Australia's immigration Minister Scott Morrison, unilaterally decided that these people were actually economic migrants and they must go back to India, even when they were not Indian citizens. He came out with a statement saying that the group will undergo identity checks from Indian consular officials and that none will be resettled in Australia. He added that India has agreed to take back any of its citizens and will consider taking Sri Lankan nationals who are Indian non-citizen residents.
This was immediately questioned by Australia's Refugee and Immigration Legal Centre executive director David Manne, who said: "It is a fundamental principle of refugee protection that people should not have to deal with officials from the country they have fled from. People who are seeking protection should never be put in a position where they are exposed to officials from another country without a proper assessment first being made of their claims of persecution.”
What came next was a move that can be straight way assigned to chronicles of Fifteenth or sixteenth century white colonists, who treated the black or brown natives with utmost contempt and considered them as some kind of inferior human beings. In fact preparations for this move had began, when the group was on customs boat itself. After the people were interviewed nine of the adults were separated from the others while they were still on the customs vessel and were taught how to use a lifeboat. They were told that there would be 50 to 60 people on each lifeboat and they would have to navigate them back to India on open seas. Naturally, Sri Lankans refised saying they had no experience in operating or navigating a boat, and couldn’t take responsibility for ensuring the safety of those on board. However, the officers told them that it was an Australian government decision and they had to obey.
Any one can imagine the cruelty of this decision, under which 50 or 60 people were to be put in a life boat captained by a total novice and launched from Australian shore on open seas, for going to India. It was like giving them a death warrant. Naturally, the Sri Lankan asylum seekers, absolutely terrified at the prospect of travelling to India in a life boat, refused point blank even to meet Indian consular officers saying that they were Sri Lanka citizens.
Australia's immigration Minister Scott Morrison then came out with another cruel statement, when he said that the government had provided a “rare opportunity” for many of those on board the vessel to “go back to where they had been living in safety in India, where they have family and friends.” No doubt it was a rare opportunity indeed, where else can you get a lifetime chance to travel from Australia to India on open sea on a life boat?
Refugee camp on Naaru island
Sri Lankans were wise enough and refused to go along with this cruel plan of Australian Government. Under Australia’s policy to stop people-smuggling boats, all asylum-seekers arriving by boat are sent to Nauru (Naaru is a tiny island in Pacific ocean.) and Papua New Guinea for processing and resettlement, and are denied resettlement in Australia even if found to be genuine refugees. Scott Morrison confirms this and says that even if Sri Lankans are found to be refugees they will be resettled on Nauru, not in Australia.
He however feels sad that they did not take his life boat to India offer and says “If they are not found to be a refugee they will go back to Sri Lanka, not India.

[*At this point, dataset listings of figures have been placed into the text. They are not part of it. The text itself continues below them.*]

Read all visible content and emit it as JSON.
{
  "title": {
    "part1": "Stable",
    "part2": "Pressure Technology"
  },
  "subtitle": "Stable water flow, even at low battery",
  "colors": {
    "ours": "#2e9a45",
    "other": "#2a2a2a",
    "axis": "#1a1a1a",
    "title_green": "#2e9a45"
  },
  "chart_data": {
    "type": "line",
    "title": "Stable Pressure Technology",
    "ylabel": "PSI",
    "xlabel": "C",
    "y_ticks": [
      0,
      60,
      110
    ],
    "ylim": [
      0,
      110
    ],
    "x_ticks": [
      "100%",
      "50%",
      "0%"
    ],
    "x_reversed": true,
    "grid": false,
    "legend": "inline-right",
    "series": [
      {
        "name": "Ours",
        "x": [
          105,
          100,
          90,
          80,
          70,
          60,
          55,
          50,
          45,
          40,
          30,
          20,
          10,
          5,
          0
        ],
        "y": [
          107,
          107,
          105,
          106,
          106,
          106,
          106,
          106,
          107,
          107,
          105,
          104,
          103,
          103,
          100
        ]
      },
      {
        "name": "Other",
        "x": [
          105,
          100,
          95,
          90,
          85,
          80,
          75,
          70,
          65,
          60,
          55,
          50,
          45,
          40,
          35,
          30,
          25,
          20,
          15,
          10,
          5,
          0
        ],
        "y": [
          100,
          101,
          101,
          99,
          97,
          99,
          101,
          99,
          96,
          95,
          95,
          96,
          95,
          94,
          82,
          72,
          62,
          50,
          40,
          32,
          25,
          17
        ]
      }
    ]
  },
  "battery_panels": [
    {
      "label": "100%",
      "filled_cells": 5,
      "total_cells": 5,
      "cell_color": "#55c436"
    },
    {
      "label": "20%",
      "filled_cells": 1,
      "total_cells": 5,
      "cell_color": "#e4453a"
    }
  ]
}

Going back to India, where they are likely to have family and friends, is no longer an option for those who were living there,”
Readers can judge themselves but all I can add is what Australians were trying to do with Sri Lankans is nothing but apathy and raw apartheid tendancies so typically shown by white colonists of the past. Just imagine, what would have Australians done to the migrants, if the boat they had travelled had contained, instead of Sri Lankans, white Europeans from say Serbia or Ukraine?